Re: multibyte processing - handling invalid sequences (long)

Pádraig Brady Wed, 20 Jul 2016 05:21:40 -0700

On 20/07/16 07:11, Assaf Gordon wrote:
> Hello all,
> 
> I'd like to discuss few aspect of multibyte processing in coreutils, as a 
> preparation for future improvements.
> 
> To start with an "easy" topic: how to handle invalid input (i.e. input octets 
> that result in invalid multibyte sequence).
> Previous discussion said no internal conversion to wchar_t so that invalid 
> sequences can be handled as C locale ( 
> https://lists.gnu.org/archive/html/coreutils/2010-09/msg00051.html ).
> Pádraig's i18n plan left the handling issue open ("How do we handle invalid 
> encodings; substitution, elision, leaving in place?",  
> http://www.pixelbeat.org/docs/coreutils_i18n/).
> 
> Is there an agreement on how to handle those?
> 
> Do we want to fall-back to C locale, and does that imply going back and 
> revising invalid octets and re-processing them as single-byte characters ?
> If so, the implementation need to keep the N octets (up to MB_CUR_MAX), and 
> be able to go back and process them. Alternatively, we can treat only the 
> last octet (the offending one that caused the sequence to be invalid) as a 
> single-byte character, thus possibly losing data.
> 
> 
> One possibility is to have all programs print an informative warning to 
> stderr upon the detection of the first invalid multibyte sequence, then 
> resort to 'best-effort' (e.g. only the last octet, or something else that's 
> easy to implement).
> My rational is that for an input file with invalid sequences, there is no one 
> correct solution that would satisfy all cases: some users would think the 
> obvious correct solution is to output invalid sequences as-is, others would 
> think they should be silently ignored (i.e. a program should never generate 
> invalid output even on invalid input).
> The best we could do is warn them, and document a way to fix invalid files 
> (along the lines of 'iconv --byte-subst="<0x%x>"').
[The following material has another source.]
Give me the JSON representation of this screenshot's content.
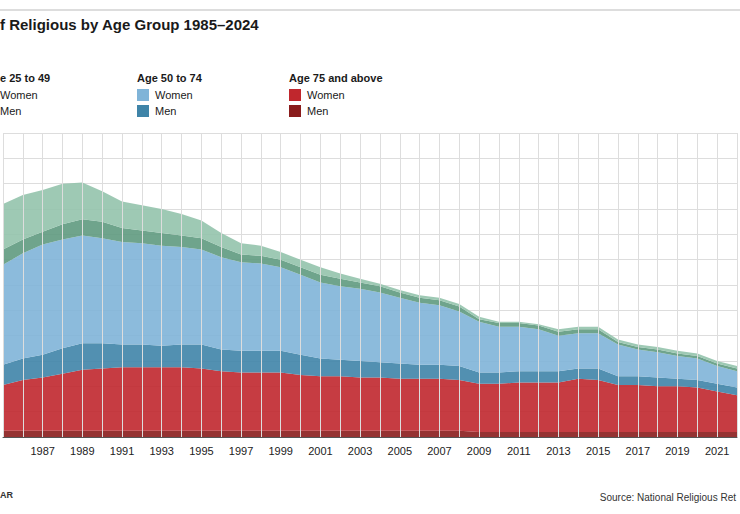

Users could always 
> fallback to forcing C locale and then all input bytes will be processed.
> 
> 
> 
> To be more concrete, here are some examples:
> 
> The unicode code-point U+2460 is 'CIRCLED DIGIT ONE',
> in UTF-8 octal: printf '\342\221\240'
> I'll use the invalid sequence '\342\221\300' as input below.
> 
> What should be the output in the following cases:
> 
> 'cut': should it print '\300' or '\342' ?
> 
>     printf '\342\221\300' | LC_ALL=en_US.UTF-8 cut -c1
> 
> 
> 'wc': should it print 1 (counting only '\300') or 3 (counting all octets) or 
> 0 ?
> currently it prints 0 because it doesn't count invalid multibyte characters.
> 
>     printf '\342\221\300' | LC_ALL=en_US.UTF-8 wc -m
> 
> similar issue, but perhaps with different logic and rationale, with "wc -L".
> 
> 
> 'expand': should this be expanded to '\300' + 7 spaces + 'A',
> or '\342\221\300' + 5 spaces + 'A' ? or something else ?
> 
>     printf '\342\221\300\tA\n' | LC_ALL=en_US.UTF-8 expand
> 
> 
> 
> 'fold': should this print: 'aa\342\n\221\300b\n' (treating them as 
> single-bytes), or
> 'aa\300\nb\n' (using only the last octet), or something else?
> 
>     printf 'aa\342\221\300b\n' | LC_ALL=en_US.UTF-8 fold -w 3
> 
> 
> 'printf' - deals only with bytes. e.g. the following should be printed as-is:
> 
>     env printf '%s\n' "$(env printf '\342\221\300')"
>     env printf "$(env printf '\342\221\300')"
> 
> 
> 'fmt' and 'pr': I assume they should print the invalid sequence as is, as 
> they do not break mid-words.
> 
> 'head', 'tail', 'split' - not relevant as they deal with bytes, not 
> characters.
> 
> 'csplit': only indirectly relevant, as I seem to remember that standard regex 
> should never
> match an invalid multibyte sequence?
> 
> 'shuf','paste' - not relevant as it deals with complete lines.
> 
> 'yes' - prints input as-is, e.g. the following works:
> 
>     yes "$(env printf '\342\221\300')"
> 
> 'test' - operators '-n' and '-z' work correctly with invalid sequences.
> 
> 'expr': regex operations should never match (IIUC).
> for 'substr', should this return '\300' or '\342' ?
> 
>     LC_ALL=en_US.UTF-8 expr substr "$(printf '\342\221\300')" 1 1
> 
> for 'length', should this return 3 (treating as 3 single-bytes) or 1 
> (counting the last offending octet)?
> 
>     LC_ALL=en_US.UTF-8 expr length "$(printf '\342\221\300')"
> 
> for 'index', both STRING and CHAR might be invalid. Should an invalid CHAR 
> parameter be rejected outright ?
> 
> 'numfmt' - as long as it doesn't get confused with a digit character, invalid 
> sequences should be printed 'as-is'.
> 
> 'seq' - doesn't take any input.
> 
> 'date' - should print invalid characters in format string as-is.
> 
> 
> For now I'm going to side-step sort+join+uniq, as I think they present a more 
> complicated set of issues when it comes to multibyte processing.
> 
> 
> comments very welcomed,


It's worth considering having a separate (already existing?) util
to fix data before processing. That could have options to:
  drop invalid chars, replace with replacement char,
  apply various http://unicode.org/reports/tr15/#Norm_Forms,
  convert enclosed forms like ㊷ to 42 etc.
I.E. we should avoid complicating each util where possible,
and at least avoid having options on each util that could be
hoisted to a more general util like above.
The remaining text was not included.